Dès lors, et de la même façon que le catholique t’enjoint de souffrir en silence une vie certes chiche, mais pleine de la promesse d’un ailleurs délicieux, Philippe Manière peut énoncer (avec beaucoup de l’audace qui fait de nos journaleux économiques une catégorie à part au pays des sermonnaires hallucinés) que, oui, certes, la crise peut faire douter brièvement de la justesse du credo néolibéral, mais que surtout elle ne doit pas t’empêcher d’y croire aveuglément - et qu’il ne faudrait pas non plus que tu en retires l’exigence d’une surveillance trop accrue de la finance, car : "La régulation, elle aussi, est risquée".

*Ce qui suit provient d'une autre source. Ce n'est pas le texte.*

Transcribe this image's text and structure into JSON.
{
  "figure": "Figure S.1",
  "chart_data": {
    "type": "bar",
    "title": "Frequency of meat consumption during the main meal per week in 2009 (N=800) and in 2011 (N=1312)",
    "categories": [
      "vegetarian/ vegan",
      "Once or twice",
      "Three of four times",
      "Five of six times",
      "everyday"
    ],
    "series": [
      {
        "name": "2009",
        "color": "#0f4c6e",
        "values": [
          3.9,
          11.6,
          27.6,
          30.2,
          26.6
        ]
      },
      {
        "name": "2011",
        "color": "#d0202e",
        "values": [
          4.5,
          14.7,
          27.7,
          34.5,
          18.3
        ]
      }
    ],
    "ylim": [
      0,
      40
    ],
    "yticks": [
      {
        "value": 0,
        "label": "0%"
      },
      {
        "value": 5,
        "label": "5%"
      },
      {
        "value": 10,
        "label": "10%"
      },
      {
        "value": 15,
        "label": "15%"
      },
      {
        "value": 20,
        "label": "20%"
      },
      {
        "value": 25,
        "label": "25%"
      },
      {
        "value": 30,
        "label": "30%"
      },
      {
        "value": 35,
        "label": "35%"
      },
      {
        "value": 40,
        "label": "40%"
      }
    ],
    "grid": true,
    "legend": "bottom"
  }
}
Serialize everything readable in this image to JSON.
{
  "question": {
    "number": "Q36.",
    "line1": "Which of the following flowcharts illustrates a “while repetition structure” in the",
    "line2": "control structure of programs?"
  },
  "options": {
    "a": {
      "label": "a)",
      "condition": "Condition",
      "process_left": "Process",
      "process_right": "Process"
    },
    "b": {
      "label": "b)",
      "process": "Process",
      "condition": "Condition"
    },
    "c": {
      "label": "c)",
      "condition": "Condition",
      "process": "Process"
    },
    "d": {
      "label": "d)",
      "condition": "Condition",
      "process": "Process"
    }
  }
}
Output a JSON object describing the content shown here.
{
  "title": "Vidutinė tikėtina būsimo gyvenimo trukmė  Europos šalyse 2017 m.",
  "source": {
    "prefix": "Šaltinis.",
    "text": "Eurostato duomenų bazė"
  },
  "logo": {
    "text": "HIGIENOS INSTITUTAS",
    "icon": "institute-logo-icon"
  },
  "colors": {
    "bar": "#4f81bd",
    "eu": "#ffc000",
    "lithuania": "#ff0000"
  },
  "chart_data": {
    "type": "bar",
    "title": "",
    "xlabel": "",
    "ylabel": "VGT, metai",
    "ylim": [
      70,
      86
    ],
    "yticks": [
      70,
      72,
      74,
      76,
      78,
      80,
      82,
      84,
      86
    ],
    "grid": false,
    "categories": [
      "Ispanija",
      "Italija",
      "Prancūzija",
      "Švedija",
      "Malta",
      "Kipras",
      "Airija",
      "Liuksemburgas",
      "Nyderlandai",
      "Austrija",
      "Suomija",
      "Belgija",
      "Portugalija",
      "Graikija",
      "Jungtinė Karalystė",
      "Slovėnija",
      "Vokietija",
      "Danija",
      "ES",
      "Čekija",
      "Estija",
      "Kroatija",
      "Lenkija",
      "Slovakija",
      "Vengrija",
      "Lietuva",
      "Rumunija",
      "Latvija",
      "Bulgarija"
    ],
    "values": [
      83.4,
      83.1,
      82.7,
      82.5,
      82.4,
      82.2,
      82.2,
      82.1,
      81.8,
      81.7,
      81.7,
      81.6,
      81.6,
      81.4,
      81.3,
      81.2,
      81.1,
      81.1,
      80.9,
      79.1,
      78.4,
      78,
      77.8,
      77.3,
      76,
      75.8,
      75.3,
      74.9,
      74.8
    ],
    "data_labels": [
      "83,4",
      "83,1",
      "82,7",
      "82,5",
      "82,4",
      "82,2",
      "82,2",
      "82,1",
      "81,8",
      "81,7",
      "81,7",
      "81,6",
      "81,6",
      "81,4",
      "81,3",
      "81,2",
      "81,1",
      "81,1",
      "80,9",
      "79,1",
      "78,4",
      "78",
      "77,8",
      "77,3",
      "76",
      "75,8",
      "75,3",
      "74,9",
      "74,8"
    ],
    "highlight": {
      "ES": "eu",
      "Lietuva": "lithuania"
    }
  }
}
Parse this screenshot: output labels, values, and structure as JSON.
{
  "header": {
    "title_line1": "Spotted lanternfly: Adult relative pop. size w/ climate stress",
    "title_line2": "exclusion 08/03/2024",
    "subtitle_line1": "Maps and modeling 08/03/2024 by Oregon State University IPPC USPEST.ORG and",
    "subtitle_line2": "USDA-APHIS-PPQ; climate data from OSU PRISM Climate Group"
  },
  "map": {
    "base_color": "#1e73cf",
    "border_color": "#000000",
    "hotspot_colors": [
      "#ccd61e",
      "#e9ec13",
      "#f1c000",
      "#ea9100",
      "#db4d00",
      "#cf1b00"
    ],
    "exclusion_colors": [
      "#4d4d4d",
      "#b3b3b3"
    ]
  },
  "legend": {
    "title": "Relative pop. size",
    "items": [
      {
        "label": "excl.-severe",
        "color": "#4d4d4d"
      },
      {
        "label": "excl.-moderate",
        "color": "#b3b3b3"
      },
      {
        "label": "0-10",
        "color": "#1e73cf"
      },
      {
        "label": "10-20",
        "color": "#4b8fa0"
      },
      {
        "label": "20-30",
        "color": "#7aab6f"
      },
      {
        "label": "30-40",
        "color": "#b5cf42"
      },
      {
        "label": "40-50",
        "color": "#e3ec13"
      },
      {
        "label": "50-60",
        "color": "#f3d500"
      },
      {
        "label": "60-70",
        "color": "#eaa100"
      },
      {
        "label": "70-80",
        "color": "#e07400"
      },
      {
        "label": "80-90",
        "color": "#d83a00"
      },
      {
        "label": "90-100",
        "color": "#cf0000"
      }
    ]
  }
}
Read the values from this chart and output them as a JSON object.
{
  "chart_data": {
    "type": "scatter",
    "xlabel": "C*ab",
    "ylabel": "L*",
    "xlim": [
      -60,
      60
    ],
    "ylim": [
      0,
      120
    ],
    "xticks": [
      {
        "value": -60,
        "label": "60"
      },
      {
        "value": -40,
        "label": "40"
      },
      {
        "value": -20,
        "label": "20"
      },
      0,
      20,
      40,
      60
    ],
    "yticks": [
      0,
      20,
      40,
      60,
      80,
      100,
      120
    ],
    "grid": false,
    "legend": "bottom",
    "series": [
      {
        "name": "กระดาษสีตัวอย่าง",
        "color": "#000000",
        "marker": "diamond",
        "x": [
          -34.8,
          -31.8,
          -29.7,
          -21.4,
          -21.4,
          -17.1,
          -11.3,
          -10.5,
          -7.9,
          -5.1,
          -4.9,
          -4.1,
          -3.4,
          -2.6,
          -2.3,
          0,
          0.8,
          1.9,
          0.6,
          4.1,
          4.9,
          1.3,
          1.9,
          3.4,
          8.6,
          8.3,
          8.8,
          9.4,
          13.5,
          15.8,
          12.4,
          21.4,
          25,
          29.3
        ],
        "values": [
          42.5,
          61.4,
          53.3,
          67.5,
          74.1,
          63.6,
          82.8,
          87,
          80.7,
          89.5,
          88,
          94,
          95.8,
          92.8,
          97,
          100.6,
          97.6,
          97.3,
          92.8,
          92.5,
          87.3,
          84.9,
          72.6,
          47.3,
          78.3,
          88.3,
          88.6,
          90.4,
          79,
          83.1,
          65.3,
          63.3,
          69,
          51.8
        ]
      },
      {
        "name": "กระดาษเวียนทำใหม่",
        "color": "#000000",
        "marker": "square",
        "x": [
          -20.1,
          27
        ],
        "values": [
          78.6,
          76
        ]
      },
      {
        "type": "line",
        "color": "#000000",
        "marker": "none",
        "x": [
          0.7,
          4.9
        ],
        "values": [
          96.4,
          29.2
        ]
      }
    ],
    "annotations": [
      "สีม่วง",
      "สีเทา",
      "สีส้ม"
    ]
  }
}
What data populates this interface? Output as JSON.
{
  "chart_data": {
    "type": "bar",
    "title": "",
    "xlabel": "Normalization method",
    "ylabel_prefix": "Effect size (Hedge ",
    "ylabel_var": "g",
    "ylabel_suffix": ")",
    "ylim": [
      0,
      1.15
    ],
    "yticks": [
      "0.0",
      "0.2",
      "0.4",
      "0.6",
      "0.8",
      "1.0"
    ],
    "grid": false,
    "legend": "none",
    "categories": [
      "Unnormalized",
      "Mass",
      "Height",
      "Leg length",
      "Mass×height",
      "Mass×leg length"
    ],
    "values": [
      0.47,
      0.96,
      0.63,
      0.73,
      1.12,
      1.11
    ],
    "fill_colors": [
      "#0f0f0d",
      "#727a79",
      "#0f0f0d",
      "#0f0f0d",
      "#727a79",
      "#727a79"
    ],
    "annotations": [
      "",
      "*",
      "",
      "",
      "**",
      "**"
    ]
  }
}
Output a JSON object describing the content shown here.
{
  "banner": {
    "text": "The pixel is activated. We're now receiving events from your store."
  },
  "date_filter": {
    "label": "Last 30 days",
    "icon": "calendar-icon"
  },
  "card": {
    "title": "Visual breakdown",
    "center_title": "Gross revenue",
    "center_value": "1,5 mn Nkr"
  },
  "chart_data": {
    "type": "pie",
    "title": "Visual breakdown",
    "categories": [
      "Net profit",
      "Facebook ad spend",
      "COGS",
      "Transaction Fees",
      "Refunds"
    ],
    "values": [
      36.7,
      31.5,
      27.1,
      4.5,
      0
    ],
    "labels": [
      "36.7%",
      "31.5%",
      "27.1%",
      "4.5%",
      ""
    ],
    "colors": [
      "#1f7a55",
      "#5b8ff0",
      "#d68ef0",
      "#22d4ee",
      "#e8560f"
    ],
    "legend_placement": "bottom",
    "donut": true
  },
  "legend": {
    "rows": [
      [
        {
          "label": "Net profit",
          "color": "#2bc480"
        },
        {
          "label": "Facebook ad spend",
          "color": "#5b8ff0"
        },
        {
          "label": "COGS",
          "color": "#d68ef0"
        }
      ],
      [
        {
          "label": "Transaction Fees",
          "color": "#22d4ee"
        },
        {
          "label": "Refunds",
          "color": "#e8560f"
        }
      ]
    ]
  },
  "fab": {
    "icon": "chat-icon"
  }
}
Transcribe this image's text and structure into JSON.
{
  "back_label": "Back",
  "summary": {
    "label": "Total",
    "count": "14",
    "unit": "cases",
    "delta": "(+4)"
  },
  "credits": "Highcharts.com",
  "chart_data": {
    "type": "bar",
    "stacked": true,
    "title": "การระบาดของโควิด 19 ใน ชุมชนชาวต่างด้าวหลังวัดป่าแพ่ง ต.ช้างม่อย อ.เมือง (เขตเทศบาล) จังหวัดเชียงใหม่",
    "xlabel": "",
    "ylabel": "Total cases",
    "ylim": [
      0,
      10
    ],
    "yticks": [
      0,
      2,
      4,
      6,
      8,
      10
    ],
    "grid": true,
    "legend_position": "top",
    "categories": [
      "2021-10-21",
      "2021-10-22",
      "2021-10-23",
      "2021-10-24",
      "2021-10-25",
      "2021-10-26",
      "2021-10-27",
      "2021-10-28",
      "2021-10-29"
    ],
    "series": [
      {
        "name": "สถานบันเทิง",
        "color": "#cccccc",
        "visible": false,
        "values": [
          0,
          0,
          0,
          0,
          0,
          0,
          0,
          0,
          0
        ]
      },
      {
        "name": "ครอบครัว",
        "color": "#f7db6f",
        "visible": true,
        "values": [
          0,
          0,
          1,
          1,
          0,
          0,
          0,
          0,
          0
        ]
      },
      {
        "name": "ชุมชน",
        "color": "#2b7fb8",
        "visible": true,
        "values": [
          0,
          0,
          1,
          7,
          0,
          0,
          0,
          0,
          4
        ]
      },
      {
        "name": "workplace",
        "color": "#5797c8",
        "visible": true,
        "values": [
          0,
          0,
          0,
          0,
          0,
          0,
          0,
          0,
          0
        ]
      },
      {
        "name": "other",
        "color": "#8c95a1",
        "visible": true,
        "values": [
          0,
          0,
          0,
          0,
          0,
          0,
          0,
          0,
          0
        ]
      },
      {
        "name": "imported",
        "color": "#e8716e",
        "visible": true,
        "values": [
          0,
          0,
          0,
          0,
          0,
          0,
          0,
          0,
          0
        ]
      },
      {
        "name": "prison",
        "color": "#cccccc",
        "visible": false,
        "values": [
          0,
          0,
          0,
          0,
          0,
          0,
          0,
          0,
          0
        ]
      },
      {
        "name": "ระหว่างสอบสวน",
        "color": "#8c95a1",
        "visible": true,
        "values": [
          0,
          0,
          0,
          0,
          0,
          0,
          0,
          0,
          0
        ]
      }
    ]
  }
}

(Puis, n’est-ce pas : il serait en effet assez con de trop s’emmerder avec "de nouvelles réglementations comptables et prudentielles très vertueuses", maintenant qu’on sait qu’il y aura toujours une banque centrale ou fédérale pour voler au secours de la possédance à grands coups de milliers de milliards de dollars.)
En résumé : de la même façon que la misère du monde n’est aucunement la preuve que Dieu est un conte pour opiomane crétin, la crise de ces derniers jours ne doit pas - ne doit surtout pas - remettre en cause le sacro-saint dogme concurrentiel des libéraux qui étendent sur nos vies leur emprise.
Fume : c’est du Lehman brothers.
[1] Staline, quant à lui, promettait le même débouché, pour le socialisme soviétique.